While the general indexing workload is a mix of disk and CPU access, embedding learning is almost entirely CPU-bound. Therefore, it may not make sense to perform both tasks on a very-high-CPU-count machine because the general indexing work is not able to saturate all CPUs, mainly due to disk access. Computing label embeddings, on the other hand, is almost entirely CPU-bound and scales linearly with the number of CPUs, so it can use a large-CPU-count machine effectively.

To perform indexing and label embedding on separate machines, follow these steps:

  1. Index your collection without learning embeddings:

    l4g index -p <project-descriptor-path>
  2. Transfer the index data to the machine you use for learning embeddings.

  3. Perform embedding learning:

    l4g learn-embeddings -p <project-descriptor-path>
  4. Transfer the index data to the machine you use for handling analysis requests.
Lower the quality of embeddings

Further embedding learning time reductions requires lowering the quality and/or coverage of the embedding. Consider editing the following parameters to lower the quality of label embeddings:

  1. Set model to C​B​O​W for a significant learning speed-up at the cost of lowered quality embeddings of low-frequency labels.

  2. Lower the vector​Size project descriptor property. We recommend the 96–192 range of values for this property, but a value of 64 should also produce reasonable embeddings, especially for small data sets.

Set a hard limit on the embedding learning time

Try editing the project descriptor to change the value of the timeout parameter to an acceptable value. In this case, Lingo4G shortens the learning time and discards the low-quality embeddings. As a rule of thumb, learning time equal to 1x–2x of indexing time should yield embeddings of sufficient quality.

"Learning document embeddings" fails with java.lang.OutOfMemoryError. What can I do?

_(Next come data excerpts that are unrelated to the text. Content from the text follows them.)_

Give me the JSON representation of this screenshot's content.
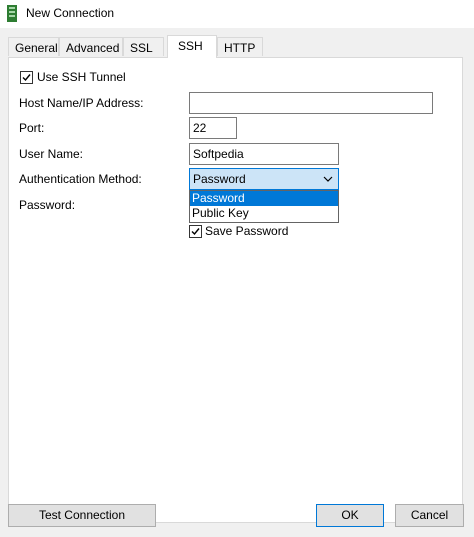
{
  "window": {
    "title": "New Connection"
  },
  "tabs": [
    {
      "label": "General",
      "active": false
    },
    {
      "label": "Advanced",
      "active": false
    },
    {
      "label": "SSL",
      "active": false
    },
    {
      "label": "SSH",
      "active": true
    },
    {
      "label": "HTTP",
      "active": false
    }
  ],
  "ssh": {
    "use_tunnel_label": "Use SSH Tunnel",
    "use_tunnel_checked": true,
    "host_label": "Host Name/IP Address:",
    "host_value": "",
    "port_label": "Port:",
    "port_value": "22",
    "user_label": "User Name:",
    "user_value": "Softpedia",
    "auth_label": "Authentication Method:",
    "auth_selected": "Password",
    "auth_options": [
      "Password",
      "Public Key"
    ],
    "password_label": "Password:",
    "save_password_label": "Save Password",
    "save_password_checked": true
  },
  "buttons": {
    "test": "Test Connection",
    "ok": "OK",
    "cancel": "Cancel"
  },
  "colors": {
    "accent": "#0078d7",
    "selected_field": "#cce4f7"
  }
}
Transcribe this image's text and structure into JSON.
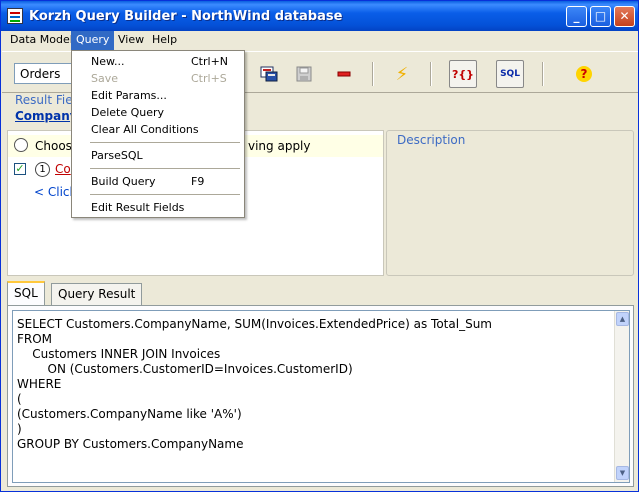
{
  "window": {
    "title": "Korzh Query Builder - NorthWind database",
    "minimize": "_",
    "maximize": "□",
    "close": "✕"
  },
  "menubar": {
    "items": [
      "Data Model",
      "Query",
      "View",
      "Help"
    ],
    "active": "Query"
  },
  "toolbar": {
    "entity": "Orders",
    "help_glyph": "?",
    "sql_glyph": "SQL",
    "params_glyph": "?{}",
    "run_glyph": "⚡"
  },
  "query_menu": {
    "items": [
      {
        "label": "New...",
        "shortcut": "Ctrl+N",
        "enabled": true
      },
      {
        "label": "Save",
        "shortcut": "Ctrl+S",
        "enabled": false
      },
      {
        "label": "Edit Params...",
        "shortcut": "",
        "enabled": true
      },
      {
        "label": "Delete Query",
        "shortcut": "",
        "enabled": true
      },
      {
        "label": "Clear All Conditions",
        "shortcut": "",
        "enabled": true
      },
      {
        "label": "ParseSQL",
        "shortcut": "",
        "enabled": true
      },
      {
        "label": "Build Query",
        "shortcut": "F9",
        "enabled": true
      },
      {
        "label": "Edit Result Fields",
        "shortcut": "",
        "enabled": true
      }
    ]
  },
  "result_fields": {
    "label": "Result Fie",
    "first_field": "Company"
  },
  "conditions": {
    "choose_text": "Choos",
    "apply_text": "ving apply",
    "condition_number": "1",
    "condition_link": "Co",
    "add_hint": "< Click"
  },
  "description": {
    "label": "Description"
  },
  "tabs": [
    {
      "label": "SQL",
      "active": true
    },
    {
      "label": "Query Result",
      "active": false
    }
  ],
  "sql": {
    "lines": [
      "SELECT Customers.CompanyName, SUM(Invoices.ExtendedPrice) as Total_Sum",
      "FROM",
      "    Customers INNER JOIN Invoices",
      "        ON (Customers.CustomerID=Invoices.CustomerID)",
      "WHERE",
      "(",
      "(Customers.CompanyName like 'A%')",
      ")",
      "GROUP BY Customers.CompanyName"
    ]
  }
}
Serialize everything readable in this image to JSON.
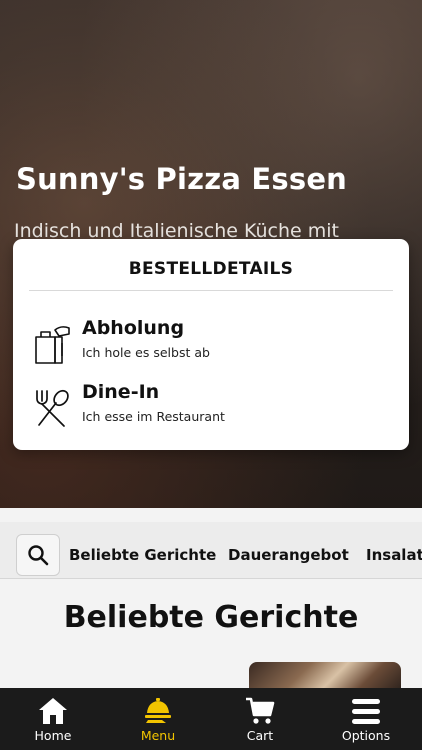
{
  "hero": {
    "title": "Sunny's Pizza Essen",
    "subtitle": "Indisch und Italienische Küche mit"
  },
  "modal": {
    "title": "BESTELLDETAILS",
    "options": [
      {
        "title": "Abholung",
        "subtitle": "Ich hole es selbst ab",
        "icon": "takeaway-bag-icon"
      },
      {
        "title": "Dine-In",
        "subtitle": "Ich esse im Restaurant",
        "icon": "cutlery-icon"
      }
    ]
  },
  "categories": {
    "search_icon": "search-icon",
    "items": [
      "Beliebte Gerichte",
      "Dauerangebot",
      "Insalat"
    ]
  },
  "section": {
    "title": "Beliebte Gerichte"
  },
  "bottom_nav": {
    "active": "Menu",
    "accent_color": "#f2c400",
    "items": [
      {
        "label": "Home",
        "icon": "home-icon"
      },
      {
        "label": "Menu",
        "icon": "menu-icon"
      },
      {
        "label": "Cart",
        "icon": "cart-icon"
      },
      {
        "label": "Options",
        "icon": "hamburger-icon"
      }
    ]
  }
}
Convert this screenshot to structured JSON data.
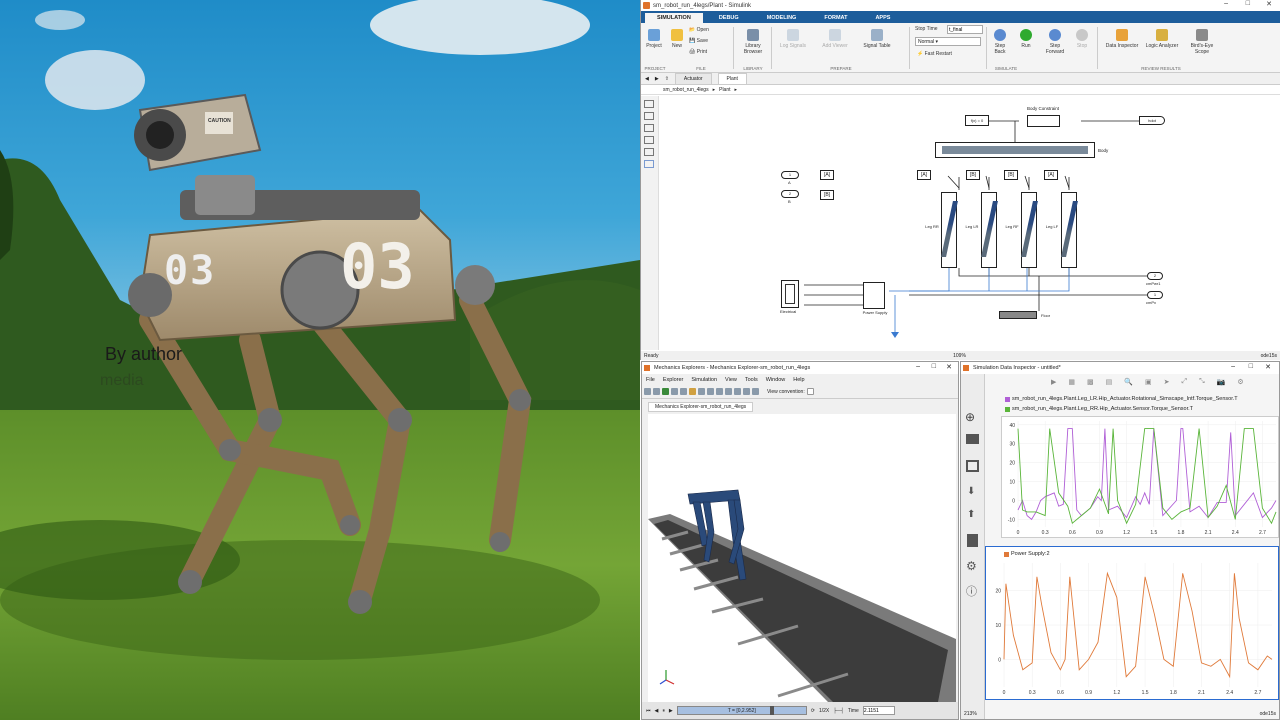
{
  "photo": {
    "watermark": "By author",
    "subwatermark": "media",
    "robot_number_left": "03",
    "robot_number_front": "03",
    "caution": "CAUTION"
  },
  "simulink": {
    "window_title": "sm_robot_run_4legs/Plant - Simulink",
    "tabs": [
      "SIMULATION",
      "DEBUG",
      "MODELING",
      "FORMAT",
      "APPS"
    ],
    "active_tab": "SIMULATION",
    "ribbon": {
      "project": "Project",
      "new": "New",
      "open": "Open",
      "save": "Save",
      "print": "Print",
      "library_browser": "Library Browser",
      "log_signals": "Log Signals",
      "add_viewer": "Add Viewer",
      "signal_table": "Signal Table",
      "stop_time_label": "Stop Time",
      "stop_time": "t_final",
      "mode": "Normal",
      "fast_restart": "Fast Restart",
      "step_back": "Step Back",
      "run": "Run",
      "step_forward": "Step Forward",
      "stop": "Stop",
      "data_inspector": "Data Inspector",
      "logic_analyzer": "Logic Analyzer",
      "birds_eye": "Bird's-Eye Scope",
      "groups": [
        "PROJECT",
        "FILE",
        "LIBRARY",
        "PREPARE",
        "SIMULATE",
        "REVIEW RESULTS"
      ]
    },
    "doc_tabs": [
      "Actuator",
      "Plant"
    ],
    "breadcrumb": [
      "sm_robot_run_4legs",
      "Plant"
    ],
    "status_left": "Ready",
    "status_mid": "109%",
    "status_right": "ode15s",
    "diagram": {
      "fx": "f(x) = 0",
      "body_constraint": "Body Constraint",
      "hdot": "hdot",
      "body": "Body",
      "inA": "1",
      "inB": "2",
      "portA": "A",
      "portB": "B",
      "gotoA": "[A]",
      "gotoB": "[B]",
      "legs": [
        {
          "tag": "[A]",
          "name": "Leg RR"
        },
        {
          "tag": "[B]",
          "name": "Leg LR"
        },
        {
          "tag": "[B]",
          "name": "Leg RF"
        },
        {
          "tag": "[A]",
          "name": "Leg LF"
        }
      ],
      "out2": "2",
      "out1": "1",
      "out2_name": "cmPwr1",
      "out1_name": "cmPx",
      "electrical": "Electrical",
      "power": "Power Supply",
      "floor": "Floor"
    }
  },
  "mechanics": {
    "title": "Mechanics Explorers - Mechanics Explorer-sm_robot_run_4legs",
    "menu": [
      "File",
      "Explorer",
      "Simulation",
      "View",
      "Tools",
      "Window",
      "Help"
    ],
    "view_convention": "View convention:",
    "tab": "Mechanics Explorer-sm_robot_run_4legs",
    "time_readout": "T = [0,2.952]",
    "speed": "1/2X",
    "time_label": "Time",
    "time_value": "2.1151"
  },
  "sdi": {
    "title": "Simulation Data Inspector - untitled*",
    "legend1": "sm_robot_run_4legs.Plant.Leg_LR.Hip_Actuator.Rotational_Simscape_Intf.Torque_Sensor.T",
    "legend2": "sm_robot_run_4legs.Plant.Leg_RR.Hip_Actuator.Sensor.Torque_Sensor.T",
    "legend3": "Power Supply:2",
    "status_left": "213%",
    "status_right": "ode15s",
    "colors": {
      "purple": "#b05fd6",
      "green": "#5ab53a",
      "orange": "#e07a3a"
    }
  },
  "chart_data": [
    {
      "type": "line",
      "title": "",
      "xlabel": "",
      "ylabel": "",
      "x_ticks": [
        "0",
        "0.3",
        "0.6",
        "0.9",
        "1.2",
        "1.5",
        "1.8",
        "2.1",
        "2.4",
        "2.7"
      ],
      "y_ticks": [
        "40",
        "30",
        "20",
        "10",
        "0",
        "-10"
      ],
      "ylim": [
        -14,
        42
      ],
      "xlim": [
        0,
        2.85
      ],
      "series": [
        {
          "name": "sm_robot_run_4legs.Plant.Leg_LR.Hip_Actuator.Rotational_Simscape_Intf.Torque_Sensor.T",
          "color": "#b05fd6",
          "x": [
            0,
            0.05,
            0.1,
            0.15,
            0.2,
            0.25,
            0.3,
            0.4,
            0.45,
            0.5,
            0.55,
            0.6,
            0.65,
            0.7,
            0.8,
            0.88,
            0.92,
            0.96,
            1.0,
            1.1,
            1.2,
            1.3,
            1.35,
            1.4,
            1.45,
            1.5,
            1.6,
            1.75,
            1.8,
            1.82,
            1.9,
            2.0,
            2.1,
            2.2,
            2.3,
            2.35,
            2.4,
            2.5,
            2.6,
            2.7,
            2.8,
            2.85
          ],
          "y": [
            -5,
            0,
            -8,
            -10,
            -6,
            0,
            2,
            4,
            -3,
            -2,
            38,
            38,
            -5,
            -8,
            -4,
            2,
            0,
            38,
            -5,
            -3,
            -9,
            2,
            -2,
            4,
            -2,
            38,
            -8,
            0,
            38,
            38,
            -6,
            -3,
            -9,
            -1,
            -1,
            36,
            -8,
            -2,
            4,
            -9,
            -4,
            0
          ]
        },
        {
          "name": "sm_robot_run_4legs.Plant.Leg_RR.Hip_Actuator.Sensor.Torque_Sensor.T",
          "color": "#5ab53a",
          "x": [
            0,
            0.05,
            0.1,
            0.2,
            0.3,
            0.35,
            0.45,
            0.55,
            0.6,
            0.7,
            0.8,
            0.9,
            1.0,
            1.05,
            1.1,
            1.2,
            1.3,
            1.4,
            1.5,
            1.6,
            1.7,
            1.8,
            1.9,
            2.0,
            2.1,
            2.2,
            2.3,
            2.4,
            2.5,
            2.6,
            2.7,
            2.8,
            2.85
          ],
          "y": [
            38,
            -5,
            -6,
            -6,
            -8,
            38,
            4,
            -3,
            -12,
            -8,
            -4,
            6,
            -7,
            38,
            0,
            -12,
            -2,
            38,
            38,
            -4,
            -10,
            -6,
            -4,
            38,
            -9,
            -3,
            8,
            -10,
            38,
            38,
            -4,
            -12,
            -6
          ]
        }
      ]
    },
    {
      "type": "line",
      "title": "",
      "xlabel": "",
      "ylabel": "",
      "x_ticks": [
        "0",
        "0.3",
        "0.6",
        "0.9",
        "1.2",
        "1.5",
        "1.8",
        "2.1",
        "2.4",
        "2.7"
      ],
      "y_ticks": [
        "20",
        "10",
        "0"
      ],
      "ylim": [
        -8,
        28
      ],
      "xlim": [
        0,
        2.85
      ],
      "series": [
        {
          "name": "Power Supply:2",
          "color": "#e07a3a",
          "x": [
            0,
            0.02,
            0.1,
            0.2,
            0.3,
            0.35,
            0.4,
            0.5,
            0.6,
            0.65,
            0.7,
            0.8,
            0.9,
            1.0,
            1.1,
            1.2,
            1.3,
            1.4,
            1.5,
            1.6,
            1.7,
            1.8,
            1.9,
            2.0,
            2.1,
            2.2,
            2.3,
            2.4,
            2.45,
            2.5,
            2.6,
            2.7,
            2.8,
            2.85
          ],
          "y": [
            0,
            22,
            7,
            -3,
            -1,
            24,
            16,
            2,
            -3,
            0,
            24,
            -3,
            0,
            5,
            25,
            18,
            -5,
            -2,
            24,
            13,
            0,
            -2,
            25,
            14,
            -1,
            -2,
            0,
            -5,
            25,
            12,
            -1,
            -3,
            1,
            0
          ]
        }
      ]
    }
  ]
}
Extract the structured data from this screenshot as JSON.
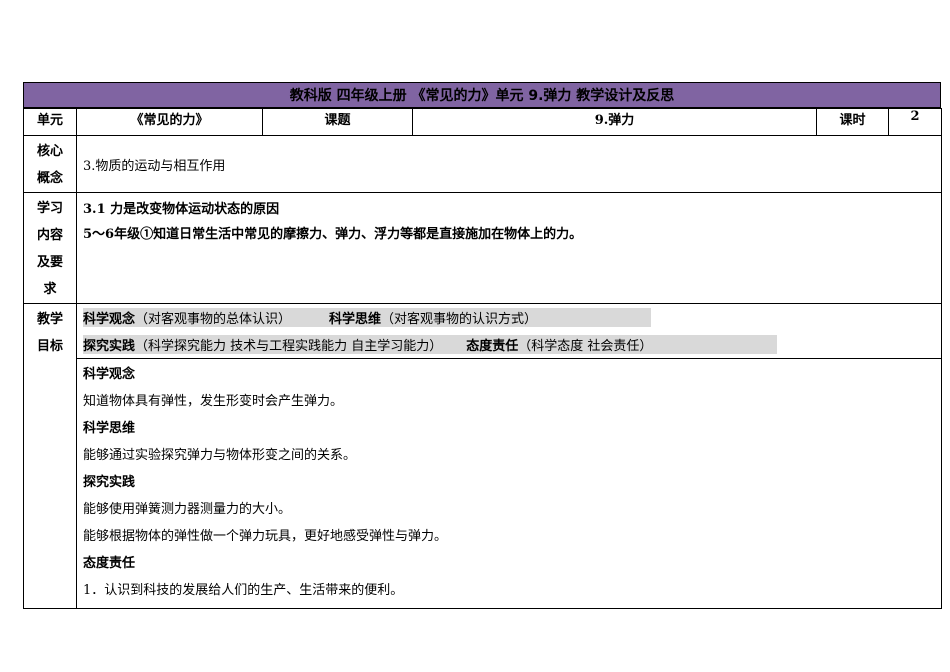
{
  "header": {
    "title": "教科版  四年级上册 《常见的力》单元   9.弹力     教学设计及反思"
  },
  "info_row": {
    "unit_label": "单元",
    "unit_value": "《常见的力》",
    "topic_label": "课题",
    "topic_value": "9.弹力",
    "period_label": "课时",
    "period_value": "2"
  },
  "core_concept": {
    "label_line1": "核心",
    "label_line2": "概念",
    "text": "3.物质的运动与相互作用"
  },
  "learning": {
    "label_lines": [
      "学习",
      "内容",
      "及要",
      "求"
    ],
    "line1": "3.1 力是改变物体运动状态的原因",
    "line2": "5～6年级①知道日常生活中常见的摩擦力、弹力、浮力等都是直接施加在物体上的力。"
  },
  "objectives": {
    "label_line1": "教学",
    "label_line2": "目标",
    "row1_a_bold": "科学观念",
    "row1_a_note": "（对客观事物的总体认识）",
    "row1_b_bold": "科学思维",
    "row1_b_note": "（对客观事物的认识方式）",
    "row2_a_bold": "探究实践",
    "row2_a_note": "（科学探究能力 技术与工程实践能力 自主学习能力）",
    "row2_b_bold": "态度责任",
    "row2_b_note": "（科学态度 社会责任）",
    "sections": [
      {
        "heading": "科学观念",
        "items": [
          "知道物体具有弹性，发生形变时会产生弹力。"
        ]
      },
      {
        "heading": "科学思维",
        "items": [
          "能够通过实验探究弹力与物体形变之间的关系。"
        ]
      },
      {
        "heading": "探究实践",
        "items": [
          "能够使用弹簧测力器测量力的大小。",
          "能够根据物体的弹性做一个弹力玩具，更好地感受弹性与弹力。"
        ]
      },
      {
        "heading": "态度责任",
        "items": [
          "1．认识到科技的发展给人们的生产、生活带来的便利。"
        ]
      }
    ]
  }
}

Currently, Lingo4G keeps label and document embeddings in the main memory. Therefore, the Java heap must be large enough to keep label embedding vectors, document embedding vectors and the kNN index of the document vectors. Use the embedding memory footprint formulae to estimate how much memory your current data set requires.

You can lower the memory footprint by lowering the following embedding learning parameters:

Note that vector sizes of label and document embeddings must be the same. If you already have learnt label embeddings with a specific vector size, building document embeddings with a different vector size requires re-learning of label embeddings.

If your machine can meet the estimated memory requirements, plus at least 4 GB of extra heap memory for data structures not directly related to learning embeddings, increase Lingo4G's JVM heap memory size and restart embedding learning.